I bike-shedded in this thread about exponentiation. But taking a step back the bigger issue is there are so many poorly justified features thrown in.
I don't have the feeling that the authors appreciate the appeal of C as a simple language that maps closely to hardware features.
This is a big random collections of extensions that piqued some implementor's fancy. There is seemingly no effort at narrowing down to the cleanest or most important ideas. It totally kills the clean, simple aesthetics of the the base C languge.
discrim = b² - 4ac; // Standard notation
float discrim = pow(b, 2) - 4*a*c; // C
float discrim = b \ 2 - 4*a*c; // C∀
I would argue that these are presented here in descending order of readability.
Also its typing rules are really complicated; apply it to two integers and magically you are thrown into the floating-point world where you can never be completely certain of anything, but if you use an unsigned exponent then you stay safely in integer-land.
int a = 1;
int *b = &a;
int c = a ** b;
// Am I casting b to an int (returning it's address) and exponenting it or am I derefrencing b and multiplying it's result with a?
Just dropping in to say you are completely correct. It is called "maximum munch" and mandated by the C spec. I recently wrote a toy C compiler and was confused until I learned this.
I suppose ^^ might work, although a little odd because by consistency it would otherwise be the "logical XOR", a mythical operator that doesn't actually make much sense.
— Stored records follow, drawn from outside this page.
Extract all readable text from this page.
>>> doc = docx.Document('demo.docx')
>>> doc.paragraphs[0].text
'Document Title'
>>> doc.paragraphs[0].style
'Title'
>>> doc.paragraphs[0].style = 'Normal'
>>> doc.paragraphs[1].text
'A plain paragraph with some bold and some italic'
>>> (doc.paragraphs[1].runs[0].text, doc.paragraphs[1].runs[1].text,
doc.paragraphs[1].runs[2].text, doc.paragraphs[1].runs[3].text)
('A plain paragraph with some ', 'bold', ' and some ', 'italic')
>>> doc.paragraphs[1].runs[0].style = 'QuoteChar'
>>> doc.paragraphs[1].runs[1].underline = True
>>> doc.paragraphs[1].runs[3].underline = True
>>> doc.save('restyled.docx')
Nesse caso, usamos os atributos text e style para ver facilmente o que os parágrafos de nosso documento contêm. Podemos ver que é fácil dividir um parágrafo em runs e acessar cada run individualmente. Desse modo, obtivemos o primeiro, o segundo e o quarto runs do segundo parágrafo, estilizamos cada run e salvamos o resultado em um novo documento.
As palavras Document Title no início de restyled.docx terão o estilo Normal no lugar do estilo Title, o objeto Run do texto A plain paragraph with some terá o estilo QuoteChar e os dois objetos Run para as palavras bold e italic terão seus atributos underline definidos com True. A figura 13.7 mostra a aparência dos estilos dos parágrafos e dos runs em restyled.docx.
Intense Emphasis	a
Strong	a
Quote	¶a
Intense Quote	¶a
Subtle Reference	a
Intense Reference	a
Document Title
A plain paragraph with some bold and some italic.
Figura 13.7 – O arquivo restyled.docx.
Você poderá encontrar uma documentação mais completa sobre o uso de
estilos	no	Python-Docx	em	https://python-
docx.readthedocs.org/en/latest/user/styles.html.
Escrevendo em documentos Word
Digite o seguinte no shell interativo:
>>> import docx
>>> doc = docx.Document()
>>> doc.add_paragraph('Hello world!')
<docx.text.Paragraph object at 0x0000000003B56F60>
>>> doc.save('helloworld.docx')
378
Alas, this doesn't deal with the idea of truthyness as a proper logocal XOR would, so it is incorrect in many of the most popular languages, including C, where a value that is true is not always equal to another value that is true. This only works in the much more strongly typed languages, or when you force cast both sides to a boolean with something like !!
Perl has logical xor, which is occasionally useful. I usually reach for it when argument checking, where it makes sense to have either this param or that but not both.
Using pow for a small integer power is a no-no: less efficient and less accurate.
I agree that \ is an awkward choice. A Fortran-like double asterisk ∗∗ is out because of ambiguity with pointers; single caret ^ out because it is already reserved for bitwise xor. Maybe double caret ^^ or asterisk-caret ∗^ could be used? That would read okay :
* `if` / `case` / `choose` improvements look fine, though not that important.
* Exception handling semantics aren't defined.
* `with` is pointless and adds gratuitous complexity to the language.
* `fallthrough` / `fallthru` / `break` / `continue` are all just aliases for `goto`. It's not obvious to me that we really need them.
* Returnable tuples look very nice.
* Alternative declaration syntax looks like a nightmare. If we were redesigning C from the ground up, a different declaration syntax might be better, but mixing two syntaxes is a terrible, terrible idea.
* References. Why? They only add confusion.
* Can't make head or tail of what `zero_t` and `one_t` are about, or why they would be useful.
* Units (call with backquote): gratuitous syntax, unnecessary and confusing.
* Exponentiation operator: gratuitous and unnecessary.